My experience, too, is that a big missile is better than a small one, since you almost never get to fly that long to realize 16.
This is true. Though with how buggy TIALD pods are and some rumoured artificial range capping, its probably best they arent rushing it at the moment, you’d get to enjoy it without quite as many bugs when it arrives.
That’s all targetting pods in general. TIALD is a little better, but no where near as good as it should be. Was a debate in the Harrier forum thread I believe about what optic it has and what the quality should be like. I cant be bothered to go search for it, but I think the conclusion was that the TIALD pod has somewhere between 1/3-1/2 less resolution it should have. Especially in thermal
One thing about Thermals / Electro Optical systems as a whole is that its not obvious (or apparently entirely consistent) to which standard Gaijin are actually using to model things or if they are going to be revised or are being otherwise limited for performance reasons.
e.g.
Which systems employ contrast stretching and if it should be modeled mechanically
Basically the image that the pilot / lock on algorithm is using is actually reconstructed dynamically using the difference in apparent temperature of elements within the scene to artificially improve contrast, additionally there is often a heavily restricted colour gradient to bucket things together and produce a definitive contrast between elements in a scene regardless of the actual difference in observed radiation.

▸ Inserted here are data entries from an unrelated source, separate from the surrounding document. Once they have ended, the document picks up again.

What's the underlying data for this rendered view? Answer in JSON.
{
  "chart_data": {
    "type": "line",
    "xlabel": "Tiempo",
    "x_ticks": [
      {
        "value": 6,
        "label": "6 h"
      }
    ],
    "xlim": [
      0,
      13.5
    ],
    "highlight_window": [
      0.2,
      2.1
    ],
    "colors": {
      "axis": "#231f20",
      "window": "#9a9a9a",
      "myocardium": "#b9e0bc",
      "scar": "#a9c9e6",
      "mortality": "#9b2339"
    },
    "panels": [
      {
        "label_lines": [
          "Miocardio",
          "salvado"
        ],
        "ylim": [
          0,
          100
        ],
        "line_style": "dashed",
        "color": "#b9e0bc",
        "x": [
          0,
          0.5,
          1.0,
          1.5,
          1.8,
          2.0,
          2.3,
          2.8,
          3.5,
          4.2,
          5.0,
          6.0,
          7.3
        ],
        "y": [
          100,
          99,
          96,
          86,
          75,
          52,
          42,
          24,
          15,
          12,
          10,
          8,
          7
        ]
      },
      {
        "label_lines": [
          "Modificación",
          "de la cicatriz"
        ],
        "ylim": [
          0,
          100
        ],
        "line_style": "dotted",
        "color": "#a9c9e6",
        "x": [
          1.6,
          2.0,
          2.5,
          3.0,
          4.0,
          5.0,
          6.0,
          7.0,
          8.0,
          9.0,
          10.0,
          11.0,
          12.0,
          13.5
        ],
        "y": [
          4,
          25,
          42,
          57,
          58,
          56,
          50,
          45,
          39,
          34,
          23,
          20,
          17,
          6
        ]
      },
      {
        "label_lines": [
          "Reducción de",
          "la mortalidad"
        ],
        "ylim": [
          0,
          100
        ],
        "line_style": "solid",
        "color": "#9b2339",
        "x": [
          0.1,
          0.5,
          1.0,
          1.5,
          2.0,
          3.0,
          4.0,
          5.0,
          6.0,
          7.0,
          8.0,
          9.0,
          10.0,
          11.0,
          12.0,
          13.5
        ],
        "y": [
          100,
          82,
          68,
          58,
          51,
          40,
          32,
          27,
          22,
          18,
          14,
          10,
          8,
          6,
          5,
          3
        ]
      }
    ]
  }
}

This of course is obviously difficult / intensive to model as it can’t just be provided by a greyscale overlay
Systems that have a mismatch between the sensor, on-board display, and the Aspect ratio the screen WT is running on, and the interplay between them.
Which causes issues like the apparent resolution of the AGM-65D’s seeker being really bad since it is being stretched from 1:1 to ~4:3 or worse, and so really should be masked, like the sights in tanks are.
How to convert the resolution of scanning type sensors as they don’t tend to have discrete pixels additionally digital zoom appears to be completely neglected, so performance can be hard to appropriately benchmark / account for.
Not to do it convincingly let alone in real time and that is only a small part of things, considering that to do IIR properly you would need to render the scene a number of times sequentially per frame(which itself needs to be completed multiple times a second to maintain the frame rate) in order to reconstruct it, and have a a good idea of how emissivity of specific materials (and the visual medium’s bandpass), and their effective temperature in the scene which requires some degree of thermodynamic processes to be implemented, let alone the effects of the sun (or other point sources) on the scene. and to what degree these could be implemented into the Dagor engine itself without massive effort.
Sure a whole lot could be handwaved / generalized but the issue remains that without going to some specific lengths its always going to be an approximation that is inaccurate in some areas, which further leads to issues though some would be much more easily fixed than others.
This is the time to add the USSR first pod with thermal imaging where other nations have already had theirs for some time.
Later on it will be the advanced Russian aircraft that will have more advanced thermal pod container and we will probably see them in a long very long time.